“MobbingSessuale” Filcams: «A Napoli sentenza storica»

11/01/2007
    giovedì 11 gennaio 2007

      Pagina 8 – Lavoro-Economia

      Mobbing sessuale

      Riconosciuto dai giudici di Napoli il primo caso.
      Filcams: «Sentenza storica»

      Un gestore di una rivendita di giornali all’aerporto di Capodichino a Napoli è stato condannato a 4 anni, riconosciuto colpevole di aver usato violenza sessuale a tre sue dipendenti. La novità assoluta è che nelle motivazioni della sentenza si parla, per la prima volta in Italia, di mobbing sessuale. «Dopo la molestia sessuale vera e propria – spiega Maddalena Carnevakle, responsabile di Sportello rosa, che insieme alla Filcams Cgil ha seguito le ragazze per tutto l’iter del processo – le ragazze hanno subito anche una sorta di mobbing psicologico che le ha paradossalmente trasformate da accusatrici ad accusate. Per questo la Filcams si è rivolta a tutte le lavoratrici del settore per esortarle a denunciare vicende come questa».

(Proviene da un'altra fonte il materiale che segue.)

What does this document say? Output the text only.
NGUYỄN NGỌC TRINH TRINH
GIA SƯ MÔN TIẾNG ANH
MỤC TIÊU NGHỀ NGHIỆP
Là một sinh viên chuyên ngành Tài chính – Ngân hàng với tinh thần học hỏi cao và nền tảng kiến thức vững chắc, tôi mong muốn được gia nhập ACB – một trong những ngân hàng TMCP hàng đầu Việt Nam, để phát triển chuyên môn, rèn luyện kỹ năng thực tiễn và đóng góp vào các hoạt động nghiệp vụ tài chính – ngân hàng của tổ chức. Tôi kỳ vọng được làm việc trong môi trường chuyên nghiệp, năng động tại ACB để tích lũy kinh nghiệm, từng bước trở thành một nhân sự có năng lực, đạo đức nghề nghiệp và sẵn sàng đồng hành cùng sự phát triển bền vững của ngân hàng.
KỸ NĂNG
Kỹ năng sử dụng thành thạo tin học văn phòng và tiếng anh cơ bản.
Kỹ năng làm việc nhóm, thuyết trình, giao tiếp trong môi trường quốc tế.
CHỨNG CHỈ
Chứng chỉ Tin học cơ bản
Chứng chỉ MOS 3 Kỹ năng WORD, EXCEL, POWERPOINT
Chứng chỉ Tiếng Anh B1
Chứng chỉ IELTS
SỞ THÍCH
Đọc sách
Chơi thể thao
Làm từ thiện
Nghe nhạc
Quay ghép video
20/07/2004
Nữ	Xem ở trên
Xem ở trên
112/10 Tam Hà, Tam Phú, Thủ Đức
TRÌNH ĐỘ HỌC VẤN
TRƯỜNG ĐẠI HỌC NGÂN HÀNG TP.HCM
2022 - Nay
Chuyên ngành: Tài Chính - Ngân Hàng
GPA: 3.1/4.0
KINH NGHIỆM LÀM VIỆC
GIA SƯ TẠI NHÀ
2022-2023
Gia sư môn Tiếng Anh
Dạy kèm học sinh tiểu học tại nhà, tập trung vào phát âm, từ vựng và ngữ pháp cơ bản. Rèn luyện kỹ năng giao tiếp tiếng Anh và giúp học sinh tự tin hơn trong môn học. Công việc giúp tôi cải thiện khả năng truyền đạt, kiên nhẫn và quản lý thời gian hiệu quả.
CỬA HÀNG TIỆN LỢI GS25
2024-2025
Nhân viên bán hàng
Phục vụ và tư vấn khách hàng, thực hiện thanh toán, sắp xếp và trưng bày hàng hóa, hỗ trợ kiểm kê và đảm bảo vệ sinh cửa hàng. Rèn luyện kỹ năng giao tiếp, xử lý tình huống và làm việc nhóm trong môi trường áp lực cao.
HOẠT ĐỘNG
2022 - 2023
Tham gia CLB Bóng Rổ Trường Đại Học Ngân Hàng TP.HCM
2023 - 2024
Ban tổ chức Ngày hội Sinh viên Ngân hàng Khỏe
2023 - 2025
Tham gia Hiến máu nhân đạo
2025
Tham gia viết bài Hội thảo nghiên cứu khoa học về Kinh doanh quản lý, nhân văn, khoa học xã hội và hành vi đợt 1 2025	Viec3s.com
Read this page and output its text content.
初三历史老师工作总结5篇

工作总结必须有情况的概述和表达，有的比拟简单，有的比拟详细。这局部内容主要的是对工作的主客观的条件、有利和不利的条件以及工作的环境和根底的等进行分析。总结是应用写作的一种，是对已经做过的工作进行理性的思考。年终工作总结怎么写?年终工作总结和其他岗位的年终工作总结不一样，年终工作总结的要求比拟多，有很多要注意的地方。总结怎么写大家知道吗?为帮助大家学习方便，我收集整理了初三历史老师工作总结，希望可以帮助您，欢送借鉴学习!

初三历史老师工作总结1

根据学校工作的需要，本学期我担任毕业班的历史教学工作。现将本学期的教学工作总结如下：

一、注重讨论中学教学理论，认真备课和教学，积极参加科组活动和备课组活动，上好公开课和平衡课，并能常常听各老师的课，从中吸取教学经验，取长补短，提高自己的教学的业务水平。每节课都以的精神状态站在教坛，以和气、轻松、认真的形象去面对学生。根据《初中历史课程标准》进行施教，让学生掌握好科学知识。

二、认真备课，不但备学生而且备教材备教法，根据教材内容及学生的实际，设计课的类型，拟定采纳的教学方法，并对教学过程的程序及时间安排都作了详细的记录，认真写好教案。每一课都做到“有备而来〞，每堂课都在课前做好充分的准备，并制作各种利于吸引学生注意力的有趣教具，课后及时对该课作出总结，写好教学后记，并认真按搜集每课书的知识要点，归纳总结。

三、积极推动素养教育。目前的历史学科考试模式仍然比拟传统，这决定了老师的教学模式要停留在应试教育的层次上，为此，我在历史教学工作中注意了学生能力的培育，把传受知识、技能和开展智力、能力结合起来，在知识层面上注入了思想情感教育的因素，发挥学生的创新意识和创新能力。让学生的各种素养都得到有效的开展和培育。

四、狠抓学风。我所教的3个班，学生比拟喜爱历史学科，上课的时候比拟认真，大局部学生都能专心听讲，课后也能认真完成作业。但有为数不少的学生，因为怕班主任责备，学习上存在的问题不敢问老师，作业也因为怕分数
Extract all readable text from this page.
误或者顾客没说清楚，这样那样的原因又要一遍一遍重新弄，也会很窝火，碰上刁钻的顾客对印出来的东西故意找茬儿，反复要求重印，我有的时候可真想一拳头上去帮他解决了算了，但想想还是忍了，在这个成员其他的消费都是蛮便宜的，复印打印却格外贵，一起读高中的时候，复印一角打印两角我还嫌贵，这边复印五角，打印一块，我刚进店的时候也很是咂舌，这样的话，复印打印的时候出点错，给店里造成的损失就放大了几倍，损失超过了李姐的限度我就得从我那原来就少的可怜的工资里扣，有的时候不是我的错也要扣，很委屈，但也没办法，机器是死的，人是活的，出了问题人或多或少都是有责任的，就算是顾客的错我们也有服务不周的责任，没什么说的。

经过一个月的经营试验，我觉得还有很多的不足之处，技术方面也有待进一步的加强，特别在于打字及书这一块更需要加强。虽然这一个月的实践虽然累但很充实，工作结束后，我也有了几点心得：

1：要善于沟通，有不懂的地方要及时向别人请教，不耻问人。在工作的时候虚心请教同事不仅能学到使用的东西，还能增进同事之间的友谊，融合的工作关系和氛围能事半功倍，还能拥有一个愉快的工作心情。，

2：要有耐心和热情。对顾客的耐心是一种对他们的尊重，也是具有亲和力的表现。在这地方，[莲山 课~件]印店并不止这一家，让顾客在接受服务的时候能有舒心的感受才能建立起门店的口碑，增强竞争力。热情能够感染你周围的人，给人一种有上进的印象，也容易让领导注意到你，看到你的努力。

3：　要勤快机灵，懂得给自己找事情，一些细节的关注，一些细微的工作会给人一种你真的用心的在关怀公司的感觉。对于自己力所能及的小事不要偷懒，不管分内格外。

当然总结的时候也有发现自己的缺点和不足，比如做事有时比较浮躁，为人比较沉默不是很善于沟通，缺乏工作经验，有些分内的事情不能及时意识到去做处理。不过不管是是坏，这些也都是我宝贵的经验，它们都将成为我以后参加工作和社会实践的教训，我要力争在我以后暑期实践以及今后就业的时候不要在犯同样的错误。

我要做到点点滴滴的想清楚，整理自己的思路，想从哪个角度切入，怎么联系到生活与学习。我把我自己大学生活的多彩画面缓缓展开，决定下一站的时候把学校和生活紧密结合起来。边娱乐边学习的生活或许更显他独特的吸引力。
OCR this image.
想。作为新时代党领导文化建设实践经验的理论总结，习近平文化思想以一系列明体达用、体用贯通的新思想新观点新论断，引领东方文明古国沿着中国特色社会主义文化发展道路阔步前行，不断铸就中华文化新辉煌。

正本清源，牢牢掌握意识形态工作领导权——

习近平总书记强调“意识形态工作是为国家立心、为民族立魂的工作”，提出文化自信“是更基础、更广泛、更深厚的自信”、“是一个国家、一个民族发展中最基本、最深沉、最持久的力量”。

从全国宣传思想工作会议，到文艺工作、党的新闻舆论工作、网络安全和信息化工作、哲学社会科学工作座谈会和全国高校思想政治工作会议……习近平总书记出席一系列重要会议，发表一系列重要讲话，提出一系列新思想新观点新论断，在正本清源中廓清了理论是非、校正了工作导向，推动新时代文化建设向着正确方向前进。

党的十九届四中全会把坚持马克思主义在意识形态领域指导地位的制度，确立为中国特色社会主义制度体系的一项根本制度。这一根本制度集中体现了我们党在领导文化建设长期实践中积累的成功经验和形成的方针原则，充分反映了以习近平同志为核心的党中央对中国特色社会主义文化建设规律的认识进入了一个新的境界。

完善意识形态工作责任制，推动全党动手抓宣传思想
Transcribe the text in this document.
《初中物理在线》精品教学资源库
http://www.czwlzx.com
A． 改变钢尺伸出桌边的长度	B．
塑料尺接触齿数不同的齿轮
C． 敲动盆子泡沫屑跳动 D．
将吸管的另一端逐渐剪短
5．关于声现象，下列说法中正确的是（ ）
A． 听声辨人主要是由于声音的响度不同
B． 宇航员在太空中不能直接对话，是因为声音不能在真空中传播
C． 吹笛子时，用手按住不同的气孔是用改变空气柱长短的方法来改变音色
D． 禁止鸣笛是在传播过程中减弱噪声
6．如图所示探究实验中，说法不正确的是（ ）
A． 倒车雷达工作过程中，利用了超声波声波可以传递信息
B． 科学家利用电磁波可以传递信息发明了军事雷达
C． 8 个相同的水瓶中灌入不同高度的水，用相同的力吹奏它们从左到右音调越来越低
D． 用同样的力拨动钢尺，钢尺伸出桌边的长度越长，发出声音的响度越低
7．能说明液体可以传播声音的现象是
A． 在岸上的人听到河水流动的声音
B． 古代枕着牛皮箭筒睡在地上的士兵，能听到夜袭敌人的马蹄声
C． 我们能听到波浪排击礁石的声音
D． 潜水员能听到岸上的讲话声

      La gravità di quanto accaduto, secondo le testimonianze del sindacato e dell’associazione è anche nel fatto che «all’aeroporto di Capodichino in molti sapevano di queste situazioni sconce in questo ed in altri servizi. Un caso del genere si era già verificato in una ditta di pulizie. Ciò succede quando tra datore di lavoro e dipendenti c’è un contatto diretto. Comunque emerge la necessità di una legge sul mobbing e di salvaguardare per il futuro la possibilità di costituirsi parte civile in processi di questo tipo».

      A volte non basta infatti la vicinanza di un’organizzazione sindacale o di un’associazione come Sportello Rosa: «La Filcams – racconta l’avvocato Elena Coccia, consulente legale di Sportello Rosa – ha seguito la vicenda dal momento in cui le ragazze si sono rivolte al sindacato per denunciare l’accaduto. Il problema sollevato da questa vicenda si pone in generale per tutti i lavoratori delle piccole aziende» perché «questa sentenza dimostra – secondo Marinella Meschieri, della segreteria nazionale della Filcams-Cgil – come si possa intervenire anche su temi delicati e complessi come quelli del mobbing sessuale. Il sindacato può svolgere un ruolo importante, a condizione che le lavoratrici, nonostante i ricatti subiti, siano disposte a denunciare questi casi».